Before that day, so memorable for joy and sorrow, for rapture at receiving its monarch and tearful grief at losing him, when George IV. came and left the maritime resort of the citizens of Dublin, it bore a less genteel name than that which it owns at present, and was called Dunleary. After that glorious event Dunleary disdained to be Dunleary any longer, and became Kingstown henceforward and for ever. Numerous terraces and pleasure-houses have been built in the place—they stretch row after row along the banks of the sea, and rise one above another on the hill. The rents of these houses are said to be very high; the Dublin citizens crowd into them in summer; and a great source of pleasure and comfort must it be to them to have the fresh sea-breezes and prospects so near to the metropolis.

The better sort of houses are handsome and spacious; but the fashionable quarter is yet in an unfinished state, for enterprising architects are always beginning new roads, rows and terraces; nor are those already built by any means complete. Besides the aristocratic part of the town is a commercial one, and nearer to Dublin stretch lines of low cottages which have not a Kingstown look at all, but are evidently of the Dunleary period. It is quite curious to see in the streets where the shops are, how often the painter of the signboards begins with big letters, and ends, for want of space, with small; and the Englishman accustomed to the thriving neatness and regularity which characterise towns, great and small, in his own country, can’t fail to notice the difference here. The houses have a battered rakish look, and seem going to ruin before their time. As seamen of all nations come hither who have made no vow of temperance, there are plenty of liquor-shops still, and shabby cigar-shops, and shabby milliners’ and tailors’ with fly-blown prints of old fashions. The bakers and apothecaries make a great brag of their calling, and you see MEDICAL HALL, or PUBLIC BAKERY, BALLYRAGGET FLOUR-STORE (or whatever the name may be) pompously inscribed over very humble tenements. Some comfortable grocers’ and butchers’ shops, and numbers of shabby sauntering people, the younger part of whom are bare-legged and bareheaded, make up the rest of the picture which the stranger sees as his car goes jingling through the street.

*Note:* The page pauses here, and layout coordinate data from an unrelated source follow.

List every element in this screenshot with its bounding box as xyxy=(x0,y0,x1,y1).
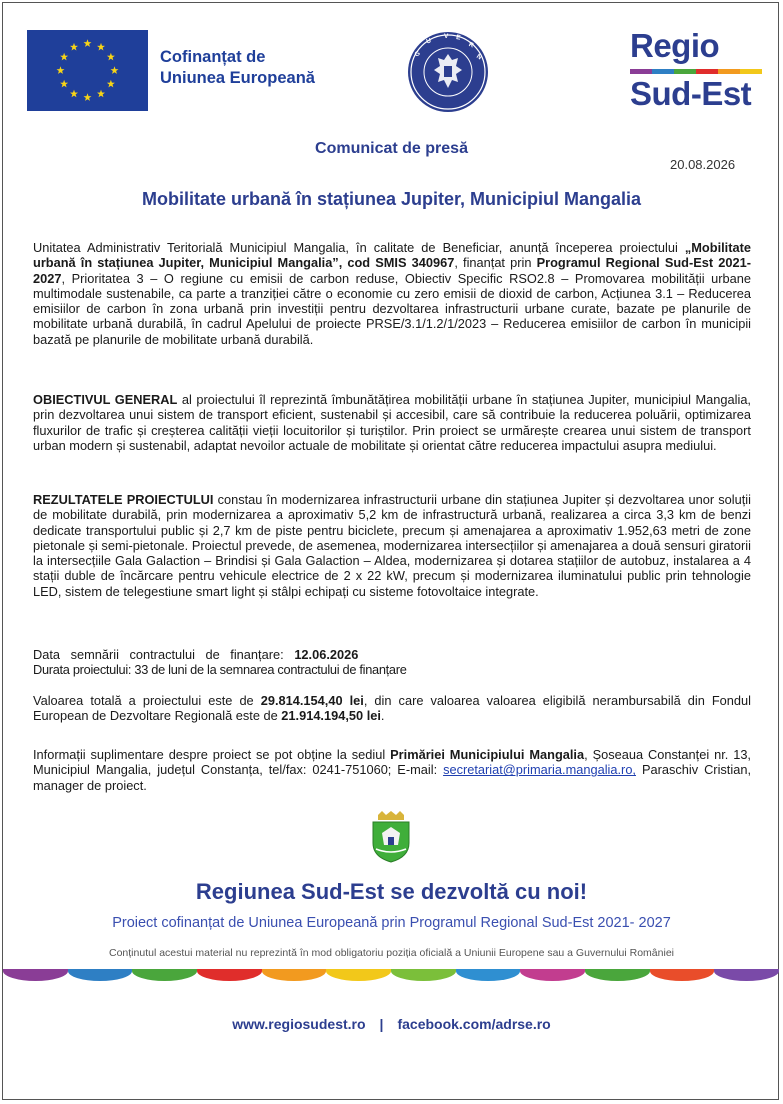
total-value: 29.814.154,40 lei xyxy=(260,693,364,708)
text-span: Valoarea totală a proiectului este de xyxy=(33,693,261,708)
color-band-segment xyxy=(456,969,521,981)
text-span: Paraschiv Cristian, manager de proiect. xyxy=(33,762,751,793)
paragraph-contract-info xyxy=(33,647,751,678)
paragraph-value xyxy=(33,693,751,724)
svg-text:E: E xyxy=(455,33,462,42)
paragraph-contact xyxy=(33,747,751,793)
romanian-government-seal-logo xyxy=(406,30,490,114)
eu-cofinanced-label xyxy=(160,47,315,89)
color-band-segment xyxy=(132,969,197,981)
website-link[interactable]: www.regiosudest.ro xyxy=(232,1016,366,1032)
footer-disclaimer: Conținutul acestui material nu reprezintă în mod obligatoriu poziția oficială a Uniunii Europene sau a Guvernului României xyxy=(109,947,674,959)
color-band-segment xyxy=(650,969,715,981)
contract-date-value: 12.06.2026 xyxy=(294,647,359,662)
mangalia-coat-of-arms xyxy=(370,811,412,863)
color-band-segment xyxy=(197,969,262,981)
text-span: , Șoseaua Constanței nr. 13, Municipiul Mangalia, județul Constanța, tel/fax: 0241-751060; E-mail: xyxy=(33,747,751,778)
text-span: , finanțat prin xyxy=(454,255,537,271)
regio-sud-est-logo xyxy=(628,28,764,114)
eligible-value: 21.914.194,50 lei xyxy=(281,708,381,724)
text-span: al proiectului îl reprezintă îmbunătățirea mobilității urbane în stațiunea Jupiter, municipiul Mangalia, prin dezvoltarea unui sistem de transport eficient, sustenabil și accesibil, care să contribuie la reducerea poluării, optimizarea fluxurilor de trafic și creșterea calității vieții locuitorilor și turiștilor. Prin proiect se urmărește crearea unui sistem de transport urban modern și sustenabil, adaptat nevoilor actuale de mobilitate și orientat către reducerea impactului asupra mediului. xyxy=(33,392,751,453)
regio-logo-line1: Regio xyxy=(630,27,720,64)
headline: Mobilitate urbană în stațiunea Jupiter, Municipiul Mangalia xyxy=(141,189,642,209)
regio-logo-colorbar xyxy=(630,69,762,74)
color-band-segment xyxy=(3,969,68,981)
project-name: „Mobilitate urbană în stațiunea Jupiter, Municipiul Mangalia”, cod SMIS 340967 xyxy=(33,240,751,271)
paragraph-intro xyxy=(33,240,751,347)
text-span: Unitatea Administrativ Teritorială Municipiul Mangalia, în calitate de Beneficiar, anunță începerea proiectului xyxy=(33,240,685,255)
paragraph-results xyxy=(33,492,751,599)
project-duration: Durata proiectului: 33 de luni de la semnarea contractului de finanțare xyxy=(33,662,407,678)
eu-label-line2: Uniunea Europeană xyxy=(160,69,315,87)
contact-email-link[interactable]: secretariat@primaria.mangalia.ro, xyxy=(443,762,636,778)
paragraph-objective xyxy=(33,392,751,453)
svg-text:G: G xyxy=(413,50,422,59)
contract-date-label: Data semnării contractului de finanțare: xyxy=(33,647,284,662)
color-band-segment xyxy=(391,969,456,981)
color-band-segment xyxy=(585,969,650,981)
text-span: , Prioritatea 3 – O regiune cu emisii de carbon reduse, Obiectiv Specific RSO2.8 – Promovarea mobilității urbane multimodale sustenabile, ca parte a tranziției către o economie cu zero emisii de dioxid de carbon, Acțiunea 3.1 – Reducerea emisiilor de carbon în zona urbană prin investiții pentru dezvoltarea infrastructurii urbane curate, bazate pe planurile de mobilitate urbană durabilă, în cadrul Apelului de proiecte PRSE/3.1/1.2/1/2023 – Reducerea emisiilor de carbon în municipii bazată pe planurile de mobilitate urbană durabilă. xyxy=(33,270,751,347)
svg-text:V: V xyxy=(444,33,449,40)
objective-heading: OBIECTIVUL GENERAL xyxy=(33,392,178,407)
footer-links xyxy=(0,1016,783,1032)
press-release-title: Comunicat de presă xyxy=(315,140,468,157)
text-span: constau în modernizarea infrastructurii urbane din stațiunea Jupiter și dezvoltarea unor soluții de mobilitate durabilă, prin modernizarea a aproximativ 5,2 km de infrastructură urbană, realizarea a circa 3,3 km de benzi dedicate transportului public și 2,7 km de piste pentru biciclete, precum și amenajarea a aproximativ 1.952,63 metri de zone pietonale și semi-pietonale. Proiectul prevede, de asemenea, modernizarea intersecțiilor și amenajarea a două sensuri giratorii la intersecțiile Gala Galaction – Brindisi și Gala Galaction – Aldea, modernizarea și dotarea stațiilor de autobuz, instalarea a 4 stații duble de încărcare pentru vehicule electrice de 2 x 22 kW, precum și modernizarea iluminatului public prin tehnologie LED, sistem de telegestiune smart light și stâlpi echipați cu sisteme fotovoltaice integrate. xyxy=(33,492,751,599)
results-heading: REZULTATELE PROIECTULUI xyxy=(33,492,214,507)
facebook-link[interactable]: facebook.com/adrse.ro xyxy=(397,1016,551,1032)
color-band-segment xyxy=(326,969,391,981)
color-band-segment xyxy=(68,969,133,981)
svg-text:N: N xyxy=(474,53,483,62)
text-span: Informații suplimentare despre proiect se pot obține la sediul xyxy=(33,747,391,762)
link-separator: | xyxy=(379,1016,384,1032)
color-band-segment xyxy=(520,969,585,981)
footer-color-band xyxy=(3,969,779,981)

After the town come the suburbs of pleasure-houses; low, one-storied cottages for the most part; some neat and fresh; some that have passed away from the genteel state altogether, and exhibiting downright poverty; some in a state of transition, with broken windows and pretty romantic names upon tumbledown gates. Who lives in them? One fancies that the chairs and tables inside are broken, and the teapot on the breakfast-table has no spout, and the tablecloth is ragged and sloppy, and the lady of the house is in dubious curl-papers, and the gentleman with an imperial to his chin and a flaring dressing-gown all ragged at the elbows.